The reason that running on sand is so hard is that every time you attempt to push off it, it gives way, requiring you to exert approximately 1.6 times the energy that would be required to maintain the same speed on solid ground.
For walkers, make that 2.1 ot 2.7 times for energy. Because the sand is so soft and moves with each step, the muscles have to generate a slightly greater force than running on a hard surface in order to move.
In 1998 a comparative study of 60 men aged 15 to 21 in Turkey showed that sand running produced a greater increase in calf circumference over road running and a larger boost in maximum aerobic power (VO2max).
The calf size increases came from the muscle overload effect. The VO2max jump resulted from the sand group's working harder to keep up with the road runners.

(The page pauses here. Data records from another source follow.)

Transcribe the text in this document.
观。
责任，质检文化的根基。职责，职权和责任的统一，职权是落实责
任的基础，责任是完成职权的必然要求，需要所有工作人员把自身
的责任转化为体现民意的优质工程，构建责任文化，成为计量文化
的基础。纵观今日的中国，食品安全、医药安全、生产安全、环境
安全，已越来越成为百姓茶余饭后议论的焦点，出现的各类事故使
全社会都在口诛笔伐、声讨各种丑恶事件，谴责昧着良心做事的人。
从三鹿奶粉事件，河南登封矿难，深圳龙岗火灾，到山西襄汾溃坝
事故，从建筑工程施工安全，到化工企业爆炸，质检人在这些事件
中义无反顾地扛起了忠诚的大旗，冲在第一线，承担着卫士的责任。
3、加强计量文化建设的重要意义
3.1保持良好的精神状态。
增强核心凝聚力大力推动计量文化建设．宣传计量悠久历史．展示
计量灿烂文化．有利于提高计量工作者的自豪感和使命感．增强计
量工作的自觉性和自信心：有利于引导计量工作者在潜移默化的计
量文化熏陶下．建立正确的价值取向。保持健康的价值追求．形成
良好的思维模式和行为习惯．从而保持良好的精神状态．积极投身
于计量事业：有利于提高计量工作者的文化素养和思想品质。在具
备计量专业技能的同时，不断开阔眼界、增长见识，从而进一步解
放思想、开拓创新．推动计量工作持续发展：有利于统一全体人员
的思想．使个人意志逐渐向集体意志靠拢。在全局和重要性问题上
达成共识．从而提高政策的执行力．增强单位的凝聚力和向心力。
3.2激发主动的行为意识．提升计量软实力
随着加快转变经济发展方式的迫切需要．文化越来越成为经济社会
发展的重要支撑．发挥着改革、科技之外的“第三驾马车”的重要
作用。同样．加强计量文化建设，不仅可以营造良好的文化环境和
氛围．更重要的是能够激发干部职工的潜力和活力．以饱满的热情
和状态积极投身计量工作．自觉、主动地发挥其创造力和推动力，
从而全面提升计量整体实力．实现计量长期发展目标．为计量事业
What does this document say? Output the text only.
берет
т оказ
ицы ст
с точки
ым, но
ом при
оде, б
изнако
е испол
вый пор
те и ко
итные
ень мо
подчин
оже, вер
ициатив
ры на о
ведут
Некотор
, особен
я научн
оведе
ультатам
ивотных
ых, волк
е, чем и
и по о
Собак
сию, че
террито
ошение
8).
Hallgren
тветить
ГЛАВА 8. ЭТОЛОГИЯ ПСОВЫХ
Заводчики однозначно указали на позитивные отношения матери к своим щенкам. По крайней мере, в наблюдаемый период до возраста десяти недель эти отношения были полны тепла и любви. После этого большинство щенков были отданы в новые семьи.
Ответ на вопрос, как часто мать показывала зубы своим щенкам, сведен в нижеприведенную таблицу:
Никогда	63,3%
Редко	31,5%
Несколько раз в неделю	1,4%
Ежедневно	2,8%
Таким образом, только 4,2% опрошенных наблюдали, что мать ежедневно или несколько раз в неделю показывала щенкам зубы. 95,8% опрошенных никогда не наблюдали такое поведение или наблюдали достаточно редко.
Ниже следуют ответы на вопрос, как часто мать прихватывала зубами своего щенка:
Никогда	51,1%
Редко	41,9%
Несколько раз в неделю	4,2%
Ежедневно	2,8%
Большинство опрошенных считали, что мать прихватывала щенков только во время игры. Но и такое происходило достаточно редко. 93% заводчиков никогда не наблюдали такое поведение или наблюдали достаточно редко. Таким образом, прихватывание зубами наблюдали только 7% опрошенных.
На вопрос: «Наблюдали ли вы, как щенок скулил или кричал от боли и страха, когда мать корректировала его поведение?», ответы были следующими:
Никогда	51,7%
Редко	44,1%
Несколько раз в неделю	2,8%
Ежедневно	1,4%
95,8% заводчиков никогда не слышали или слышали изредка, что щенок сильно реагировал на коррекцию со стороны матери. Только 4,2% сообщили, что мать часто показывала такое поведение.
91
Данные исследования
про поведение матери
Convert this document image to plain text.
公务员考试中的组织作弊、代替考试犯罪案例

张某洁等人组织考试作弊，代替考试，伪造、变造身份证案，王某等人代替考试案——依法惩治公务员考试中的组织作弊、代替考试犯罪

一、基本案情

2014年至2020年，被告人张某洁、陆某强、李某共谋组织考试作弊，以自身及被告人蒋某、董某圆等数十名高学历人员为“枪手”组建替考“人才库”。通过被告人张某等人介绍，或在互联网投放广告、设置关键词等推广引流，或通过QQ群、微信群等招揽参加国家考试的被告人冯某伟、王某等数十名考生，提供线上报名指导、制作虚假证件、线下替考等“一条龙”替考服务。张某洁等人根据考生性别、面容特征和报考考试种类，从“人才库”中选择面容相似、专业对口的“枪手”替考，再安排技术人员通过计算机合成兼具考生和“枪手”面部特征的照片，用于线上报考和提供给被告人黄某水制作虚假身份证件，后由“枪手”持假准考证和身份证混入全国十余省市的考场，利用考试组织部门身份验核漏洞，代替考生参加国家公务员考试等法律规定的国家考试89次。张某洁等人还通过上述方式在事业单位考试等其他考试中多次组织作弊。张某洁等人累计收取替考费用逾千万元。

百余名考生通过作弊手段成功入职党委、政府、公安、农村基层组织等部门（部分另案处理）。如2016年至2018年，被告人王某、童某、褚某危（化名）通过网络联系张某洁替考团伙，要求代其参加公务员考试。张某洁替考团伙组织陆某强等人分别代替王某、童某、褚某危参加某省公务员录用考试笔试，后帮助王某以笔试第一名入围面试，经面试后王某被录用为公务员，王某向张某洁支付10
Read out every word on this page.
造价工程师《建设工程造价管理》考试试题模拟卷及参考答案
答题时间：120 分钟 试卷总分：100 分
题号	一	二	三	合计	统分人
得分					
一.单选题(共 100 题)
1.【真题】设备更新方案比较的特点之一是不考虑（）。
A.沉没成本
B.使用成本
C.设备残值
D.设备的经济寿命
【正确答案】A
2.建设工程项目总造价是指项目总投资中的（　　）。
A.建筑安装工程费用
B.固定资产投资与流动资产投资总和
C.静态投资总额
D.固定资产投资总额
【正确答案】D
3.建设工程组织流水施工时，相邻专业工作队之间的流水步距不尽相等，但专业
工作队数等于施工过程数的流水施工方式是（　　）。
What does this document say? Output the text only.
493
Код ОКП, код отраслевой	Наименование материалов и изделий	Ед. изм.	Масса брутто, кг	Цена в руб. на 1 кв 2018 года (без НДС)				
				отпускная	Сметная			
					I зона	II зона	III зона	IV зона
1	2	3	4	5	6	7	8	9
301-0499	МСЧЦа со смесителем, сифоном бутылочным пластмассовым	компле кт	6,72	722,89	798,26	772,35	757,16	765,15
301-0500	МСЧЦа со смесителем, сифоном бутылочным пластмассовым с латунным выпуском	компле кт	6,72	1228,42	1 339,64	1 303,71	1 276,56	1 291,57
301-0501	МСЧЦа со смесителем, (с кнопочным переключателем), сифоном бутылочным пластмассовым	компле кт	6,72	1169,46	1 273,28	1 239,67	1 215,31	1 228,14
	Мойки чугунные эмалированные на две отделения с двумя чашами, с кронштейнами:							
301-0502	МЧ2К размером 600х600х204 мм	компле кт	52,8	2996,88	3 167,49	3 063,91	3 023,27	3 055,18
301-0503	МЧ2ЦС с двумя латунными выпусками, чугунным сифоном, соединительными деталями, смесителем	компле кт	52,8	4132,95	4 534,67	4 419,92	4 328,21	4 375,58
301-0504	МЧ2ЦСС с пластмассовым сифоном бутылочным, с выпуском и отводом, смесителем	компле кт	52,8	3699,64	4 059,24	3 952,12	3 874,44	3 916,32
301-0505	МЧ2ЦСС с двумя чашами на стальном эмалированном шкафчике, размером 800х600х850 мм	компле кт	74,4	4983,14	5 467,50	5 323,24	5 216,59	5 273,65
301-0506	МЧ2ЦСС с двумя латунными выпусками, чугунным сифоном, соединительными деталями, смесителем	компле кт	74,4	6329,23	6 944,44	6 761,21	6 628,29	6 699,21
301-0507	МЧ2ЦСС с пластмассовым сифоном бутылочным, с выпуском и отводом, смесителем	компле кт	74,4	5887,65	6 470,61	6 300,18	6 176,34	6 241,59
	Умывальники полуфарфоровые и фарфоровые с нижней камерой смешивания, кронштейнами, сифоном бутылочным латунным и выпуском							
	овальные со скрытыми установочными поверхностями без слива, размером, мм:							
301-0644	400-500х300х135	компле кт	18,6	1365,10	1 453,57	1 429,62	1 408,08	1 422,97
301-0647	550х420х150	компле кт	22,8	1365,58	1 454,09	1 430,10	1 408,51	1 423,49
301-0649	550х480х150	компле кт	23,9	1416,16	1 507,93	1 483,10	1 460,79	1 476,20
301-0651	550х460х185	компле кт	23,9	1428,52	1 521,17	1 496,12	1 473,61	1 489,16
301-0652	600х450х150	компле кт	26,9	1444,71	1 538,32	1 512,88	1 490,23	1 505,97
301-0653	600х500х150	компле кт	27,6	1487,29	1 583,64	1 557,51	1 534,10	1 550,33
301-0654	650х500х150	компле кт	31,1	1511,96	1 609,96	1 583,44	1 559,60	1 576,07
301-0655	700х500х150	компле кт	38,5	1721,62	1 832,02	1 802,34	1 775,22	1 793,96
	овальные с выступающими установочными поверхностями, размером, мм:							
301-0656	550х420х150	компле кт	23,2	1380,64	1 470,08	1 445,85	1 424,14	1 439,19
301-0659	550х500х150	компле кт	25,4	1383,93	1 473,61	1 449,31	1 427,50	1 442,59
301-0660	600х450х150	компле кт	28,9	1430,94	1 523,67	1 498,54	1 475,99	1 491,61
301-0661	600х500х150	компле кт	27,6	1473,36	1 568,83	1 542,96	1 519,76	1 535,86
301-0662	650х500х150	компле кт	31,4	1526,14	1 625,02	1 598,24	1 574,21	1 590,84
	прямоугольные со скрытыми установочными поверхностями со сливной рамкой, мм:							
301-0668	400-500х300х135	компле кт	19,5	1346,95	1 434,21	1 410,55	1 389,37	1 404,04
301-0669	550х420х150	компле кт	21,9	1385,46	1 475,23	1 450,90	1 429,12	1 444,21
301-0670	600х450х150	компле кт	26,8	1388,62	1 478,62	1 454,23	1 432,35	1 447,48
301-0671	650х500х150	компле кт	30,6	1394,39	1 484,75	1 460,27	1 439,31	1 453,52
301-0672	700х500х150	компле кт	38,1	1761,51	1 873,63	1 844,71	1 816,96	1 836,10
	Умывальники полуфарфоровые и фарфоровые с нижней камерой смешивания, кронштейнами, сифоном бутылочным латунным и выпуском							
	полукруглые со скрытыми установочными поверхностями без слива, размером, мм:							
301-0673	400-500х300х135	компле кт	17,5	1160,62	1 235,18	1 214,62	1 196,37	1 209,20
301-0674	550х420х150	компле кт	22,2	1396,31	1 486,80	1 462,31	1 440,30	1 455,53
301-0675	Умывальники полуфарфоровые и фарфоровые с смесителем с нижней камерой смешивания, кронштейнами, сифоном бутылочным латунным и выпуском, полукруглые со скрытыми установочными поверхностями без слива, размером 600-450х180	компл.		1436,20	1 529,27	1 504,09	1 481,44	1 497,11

Beach running is much better in terms of impact on the joints and bones than running on tarmac and concrete. You will however run slower on sand than on grass or road, so don't base your road time on what you can do on the sand. When you do hit the road it will seem easy.
When you run on sand you may find running close to the water gives a firmer sand basis. It is also good practice for big races as you quite often have to dodge waves and thus detour from the straight line. If you misjudge a big wave you can get very wet as it pushes you over.
Watch out for camber on the beach. Don't just run one way along the beach or you'll find the slight incline may impact your stride a bit. Ideally run one way and back the other, to avoid too much stress on one side. Half way through your run, on the far side, take refreshing dip and then run back.
A relaxed jog along the water's edge is easy. For a slightly greater challenge you can run in the water. Vary the depth to adjust the resistance. Jump over small waves like in an obstacle race. If you fall, the water will soften your impact a fair bit.
You can also adjust the training level with the amount of clothes you wear and how wet they get during your training. The more you splash as you run, the more water your clothes soak up and make it harder for you to run.
Running shorts and singlet won't weigh you down much. A wet jogging suit can become a fair challenge. You'll be quite exhausted after this.